Signal	Source	Destination	Protocol	Notes
hello	StackChan	xiaozhi	WebSocket JSON `{"type":"hello"}`	Includes `features:{mcp:true}`, audio params; must get reply within 10 s
hello response	xiaozhi	StackChan	WebSocket JSON `{"type":"hello"}`	Returns `session_id` and server audio params (24 kHz Opus)
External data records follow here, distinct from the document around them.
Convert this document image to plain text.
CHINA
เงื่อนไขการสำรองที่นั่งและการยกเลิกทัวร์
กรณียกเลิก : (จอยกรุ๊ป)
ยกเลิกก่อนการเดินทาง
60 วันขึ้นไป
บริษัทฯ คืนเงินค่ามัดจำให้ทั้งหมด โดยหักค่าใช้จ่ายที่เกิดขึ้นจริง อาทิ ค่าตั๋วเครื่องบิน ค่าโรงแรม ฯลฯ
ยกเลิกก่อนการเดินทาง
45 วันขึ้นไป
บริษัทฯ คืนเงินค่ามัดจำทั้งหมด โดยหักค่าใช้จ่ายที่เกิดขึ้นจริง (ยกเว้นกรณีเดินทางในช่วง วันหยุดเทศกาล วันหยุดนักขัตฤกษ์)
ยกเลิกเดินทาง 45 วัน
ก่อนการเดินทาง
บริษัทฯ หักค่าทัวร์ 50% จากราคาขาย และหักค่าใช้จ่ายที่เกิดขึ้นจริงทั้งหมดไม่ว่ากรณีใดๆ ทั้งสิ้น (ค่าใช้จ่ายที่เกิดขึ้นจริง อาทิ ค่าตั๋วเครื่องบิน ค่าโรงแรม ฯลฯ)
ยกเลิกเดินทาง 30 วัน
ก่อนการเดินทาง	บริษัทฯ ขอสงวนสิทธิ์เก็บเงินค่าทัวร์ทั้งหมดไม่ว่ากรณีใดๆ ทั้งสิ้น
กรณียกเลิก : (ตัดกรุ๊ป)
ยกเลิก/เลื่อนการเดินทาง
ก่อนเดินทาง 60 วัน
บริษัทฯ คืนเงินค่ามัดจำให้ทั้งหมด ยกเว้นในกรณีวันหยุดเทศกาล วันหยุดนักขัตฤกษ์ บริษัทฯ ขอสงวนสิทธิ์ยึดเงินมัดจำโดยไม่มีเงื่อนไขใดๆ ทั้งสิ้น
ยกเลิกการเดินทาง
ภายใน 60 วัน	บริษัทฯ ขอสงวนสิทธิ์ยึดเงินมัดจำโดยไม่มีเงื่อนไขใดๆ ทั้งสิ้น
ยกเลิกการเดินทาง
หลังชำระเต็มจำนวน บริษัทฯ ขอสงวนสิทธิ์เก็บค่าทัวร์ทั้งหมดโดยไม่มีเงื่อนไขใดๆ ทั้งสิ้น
listen	StackChan	xiaozhi	WebSocket JSON `{"type":"listen"}`	`state:"start"/"stop"`, `mode:"auto"/"manual"`; controls when audio is processed
abort	StackChan	xiaozhi	WebSocket JSON	Sent when user speaks during TTS playback; cancels current response
OTA check	StackChan	xiaozhi :8003	HTTP GET `/xiaozhi/ota/`	Returns WebSocket URL and config on boot; firmware connects to the returned URL

Modes & LED¶

For the behavioural layer that consumes these signals -- what mode the robot is in, what LED plays, and how modes hand off to one another -- see modes.md. That doc is the canonical taxonomy (ambient / conversation / performance / maintenance), the per-mode trigger reference, and the LED contract table. This file remains the wire-level signal reference; modes.md is the state-machine view on top of it.